Physically speaking, death is not creepy but routine. Life leaves the body quietly. The body will decompose, but not to the point where you need to worry about odor for a day or two, a period that can be stretched, for instance, by refrigerating the body or placing it on dry ice. Certainly, the person we knew ceasing to exist is frightening to some. But is it more frightening than entrusting your husband’s body to strangers, so that the next time you see him he is embalmed and wearing makeup? Still, it is understandable to want after-death care out of sight, to think it will hurt less if someone else deals with it.

This is where the traditional funeral industry steps in, offering to take the burden off your hands in your time of need, with embalming (not required by state law), metal caskets, burial vaults (to protect the buried casket from the weight of the earth), a hearse, and a motorcade. The average price as of 2009, not including a burial plot: $7,755.

There are two reasons for the elaborate send-off: to make money for the industry, and to make the living feel they have shown Mom, via pomp and product, how much they love her. Whether this makes anyone feel any better is up for debate. A growing number of people feel it does not. Some hire death-midwives, who stay with families during the dying process and help take care of the body, or choose “green cemeteries” with conservation easements that ensure the land will remain undeveloped. To some, a fancy send-off isn’t an expensive casket; it’s a rocket, shooting their cremains into space.

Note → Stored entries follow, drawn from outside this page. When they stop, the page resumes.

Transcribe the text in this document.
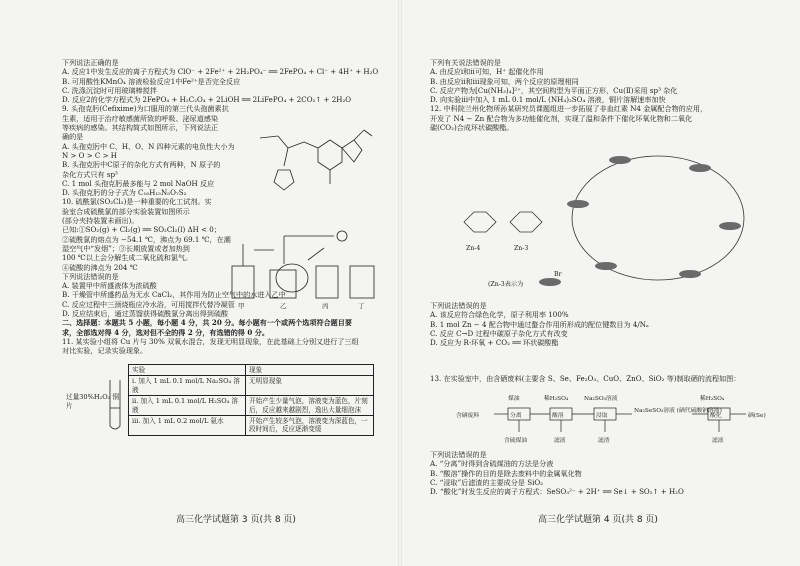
下列说法正确的是
A. 反应1中发生反应的离子方程式为 ClO⁻ + 2Fe²⁺ + 2H₂PO₄⁻ ══ 2FePO₄ + Cl⁻ + 4H⁺ + H₂O
B. 可用酸性KMnO₄ 溶液检验反应1中Fe²⁺是否完全反应
C. 洗涤沉淀时可用玻璃棒搅拌
D. 反应2的化学方程式为 2FePO₄ + H₂C₂O₄ + 2LiOH ══ 2LiFePO₄ + 2CO₂↑ + 2H₂O
9. 头孢克肟(Cefixime)为口服用的第三代头孢菌素抗
生素，适用于治疗敏感菌所致的呼吸、泌尿道感染
等疾病的感染。其结构简式如图所示，下列说法正
确的是
A. 头孢克肟中 C、H、O、N 四种元素的电负性大小为
N > O > C > H
B. 头孢克肟中C原子的杂化方式有两种，N 原子的
杂化方式只有 sp³
C. 1 mol 头孢克肟最多能与 2 mol NaOH 反应
D. 头孢克肟的分子式为 C₁₆H₁₅N₅O₇S₂
10. 硫酰氯(SO₂Cl₂)是一种重要的化工试剂。实
验室合成硫酰氯的部分实验装置如图所示
(部分夹持装置未画出)。
已知:①SO₂(g) + Cl₂(g) ══ SO₂Cl₂(l) ΔH < 0；
②硫酰氯的熔点为 −54.1 ℃，沸点为 69.1 ℃，在潮
湿空气中“发烟”；③长期放置或者加热到
100 ℃以上会分解生成二氧化硫和氯气。
④硫酸的沸点为 204 ℃
下列说法错误的是
A. 装置甲中所盛液体为浓硫酸
B. 干燥管中所盛药品为无水 CaCl₂，其作用为防止空气中的水进入乙中
C. 反应过程中三颈烧瓶应冷水浴，可用搅拌代替冷凝管
D. 反应结束后，通过蒸馏获得硫酰氯分离出得到硫酸
二、选择题：本题共 5 小题，每小题 4 分，共 20 分。每小题有一个或两个选项符合题目要
求，全部选对得 4 分，选对但不全的得 2 分，有选错的得 0 分。
11. 某实验小组将 Cu 片与 30% 双氧水混合，发现无明显现象，在此基础上分别又进行了三组
对比实验，记录实验现象。
甲	乙	丙	丁
过量30%H₂O₂ 铜片
实验	现象
ⅰ. 加入 1 mL 0.1 mol/L Na₂SO₄ 溶液	无明显现象
ⅱ. 加入 1 mL 0.1 mol/L H₂SO₄ 溶液	开始产生少量气泡，溶液变为蓝色，片刻后，反应越来越剧烈，逸出大量细泡沫
ⅲ. 加入 1 mL 0.2 mol/L 氨水	开始产生较多气泡，溶液变为深蓝色，一段时间后，反应逐渐变缓
高三化学试题第 3 页(共 8 页)
下列有关说法错误的是
A. 由反应ⅰ和ⅱ可知，H⁺ 起催化作用
B. 由反应ⅱ和ⅲ现象可知，两个反应的原理相同
C. 反应产物为[Cu(NH₃)₄]²⁺，其空间构型为平面正方形，Cu(Ⅱ)采用 sp³ 杂化
D. 向实验ⅲ中加入 1 mL 0.1 mol/L (NH₄)₂SO₄ 溶液，铜片溶解速率加快
12. 中科院兰州化物所孙某研究员课题组进一步拓展了非血红素 N4 金属配合物的应用，
开发了 N4 − Zn 配合物为多功能催化剂，实现了温和条件下催化环氧化物和二氧化
碳(CO₂)合成环状碳酸酯。
Zn-4	Zn-3
(Zn-3表示为
Br
下列说法错误的是
A. 该反应符合绿色化学，原子利用率 100%
B. 1 mol Zn − 4 配合物中通过螯合作用所形成的配位键数目为 4/Nₐ
C. 反应 C→D 过程中碳原子杂化方式有改变
D. 反应为 R-环氧 + CO₂ ══ 环状碳酸酯
13. 在实验室中，由含硒废料(主要含 S、Se、Fe₂O₃、CuO、ZnO、SiO₂ 等)制取硒的流程如图：
含硒废料	分离	酸溶	浸取
Na₂SeSO₃溶液 (硒代硫酸钠溶液)
酸化	硒(Se)
煤油	稀H₂SO₄	Na₂SO₃溶液	稀H₂SO₄
含硫煤油	滤液	滤渣	滤液
下列说法错误的是
A. “分离”时得到含硫煤油的方法是分液
B. “酸溶”操作的目的是除去废料中的金属氧化物
C. “浸取”后滤渣的主要成分是 SiO₂
D. “酸化”时发生反应的离子方程式：SeSO₃²⁻ + 2H⁺ ══ Se↓ + SO₂↑ + H₂O
高三化学试题第 4 页(共 8 页)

The funeral industry is well aware of the trends, toward cremation (less than 10 percent nationally in 1980, more than 40 percent today), for forgoing embalming (what, some might ask, are we preserving the body for?), for choosing rocks or trees as memorial markers. Profits in the industry have been in decline since 2007, as people choose to “celebrate a life” in more modest ways. 

To stay competitive, funeral homes are not so much adding “green” choices as new bars to the same tune: memorial videos during a service have become commonplace; there’s the “interactive” Agean Healing Tree white marble vault cover, from which mourners can pluck a coin-shaped “memory ring” (“to attach to a keychain or simply keep in their pocket”). 

Fournier also offers options, foremost among them an approach that recalls how we’ve mourned from time immemorial. She encourages clients to understand that they can wash and dress bodies for disposition (she will assist); bury bodies in wood boxes or other biodegradable containers (green burial); inter bodies or cremains on property they own; and act as their own funeral director. Her advocacy of natural burial has earned her the nickname “the Green Reaper,” a moniker she received during the Toshiba ad campaign “Boring vs. Normal,” a 2009 series of short-form videos wherein residents of the Oregon and Illinois towns competed for Internet celebrity. 

The less-is-more approach is a good fit for Oregon, the first of the only three US states, so far, to pass legislation allowing physician-assisted suicide for some terminally ill patients, and where nearly 70 percent of those who died in 2011 were cremated. Oregonians want death their way. They also prefer to go gently instead of jamming the earth with embalming solvents (including formaldehyde, a known carcinogen) and caskets that incorporate as much metal and upholstery as a car. 

“People find out the painful truth later, that it didn’t really help them,” says Fournier of the sometimes five-figure packages she once sold as an employee of several large funeral chains. “What I learned at corporations was it was about the merchandise, the upselling.” Comfort, she was told, was about providing the opportunity to grieve via ever more expensive packages of services. “It just felt horrible, especially when someone came in with a teenage son that died, and they couldn’t afford this! And they couldn’t bury him until they could pay every penny, and I thought, my God, if I ever had a place, I would do payment plans, I would give stuff away.”